304pp/$28.00/March 2024

James
Cover by Emily Mahon

Reviewed by Steven H Silver


On its surface, Percival Everett's James is a retelling of Mark Twain's The Adventures of Huckleberry Finn from the point of Jim, that novel's runaway slave, and while Everett does recreate many of the events from that novel from Jim's point of view, the book does much more than simply retell the story. Everett's take on Jim's tale adds levels of understanding to the original text that exist because of the changes to the story that Everett elected to make, not least of which was shifting the action of the novel from the 1840s to 1860.

The novel opens with Jim in servitude to Miss Watson in Hannibal, Missouri, a small change since Twain's novel is set in the fictitious St. Petersburg, but a change which hints to the reader that the novel is not going to entirely follow Twain's narrative. the next change is much more obvious. When white folk aren't around, Jim demonstrates himself to be quite erudite, more so than most of the white people in Hannibal, as well as self-educated and able to read. In secret, he teaches the younger slaves, not how to speak well or read, but rather how to hide the fact that they can speak well and teaches them to speak in the sort of lingo the white people of Hannibal expect from them.

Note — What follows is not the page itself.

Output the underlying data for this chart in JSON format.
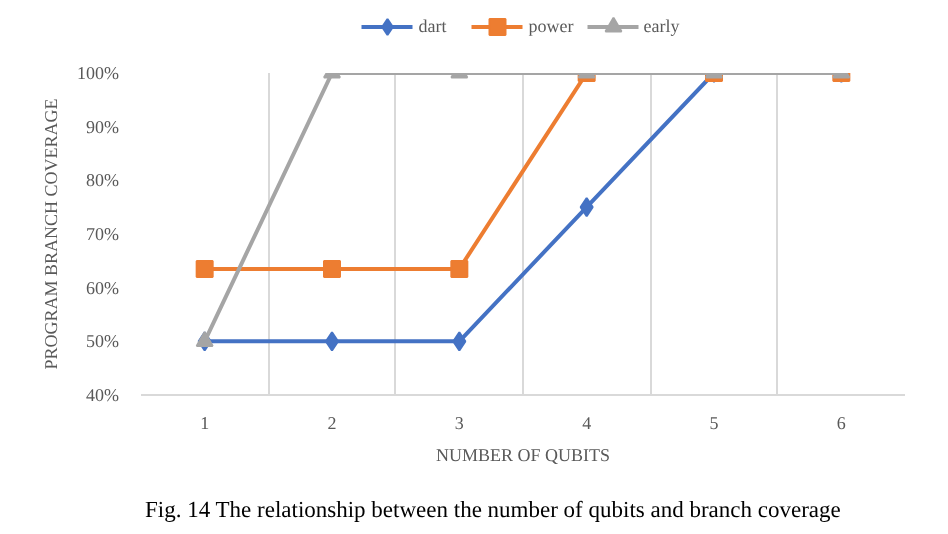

Much of the novel follows the outline of the source material, with Jim offering his own take on the events and occasionally being able to add a wider world-view to the story Huck told. This section of the novel really shines, however, when Jim and Huck are separated and Everett is free to flesh out Jim's character and activities without concern for remaining true to Twain's novel. Everett is helped by the fact that Finn is an unreliable narrator and so Everett can add things to the story that Huck would not have included or would have misinterpreted, such as the times Jim slipped up and didn't speak with his slave's patois.

Many readers have expressed dissatisfaction with the ending of Twain's novel. Once Tom Sawyer shows up at the Phelpses, he engages in the sort of make-believe hijinks that were appropriate for a young boy living in St. Petersburg in The Adventures of Tom Sawyer, but seem out of place when Jim is being held a slave further down the river. Everett elected to re-write the entire ending of the book, given Jim a chance to have adventures without Huck Finn, and to allow Everett to explore the horrors of slavery in a detail that Twain never did in The Adventures of Huckleberry Finn.

Everett's lengthy finale focuses on Jim's trials and tribulations and he finds himself associating with characters who never graced Twain's novels...slaves who supported their masters and slaves who undermined their masters, Blacks who were passing, whites with abolitionist tendencies, and whites who had no compunctions about wounding or killing slaves in order to maintain the status quo. Eventually, Jim and Huck are reunited, but Everett offers his own twist on their reunion, both on a personal level and a macro level with news of the outbreak of the Civil War filtering through the book, although it is presented more as a hypothetical than anything with real consequences for the characters.

James doesn't supersede The Adventures of Huckleberry Finn, but it does amend it. Everett's book enters a complex conversation with Twain's novel. Twain's novel still stands on its own, but when the reader is open to the arguments posited in Everett's book, it adds a twenty-first century depth and reinforces the relevance of Twain's magnum opus.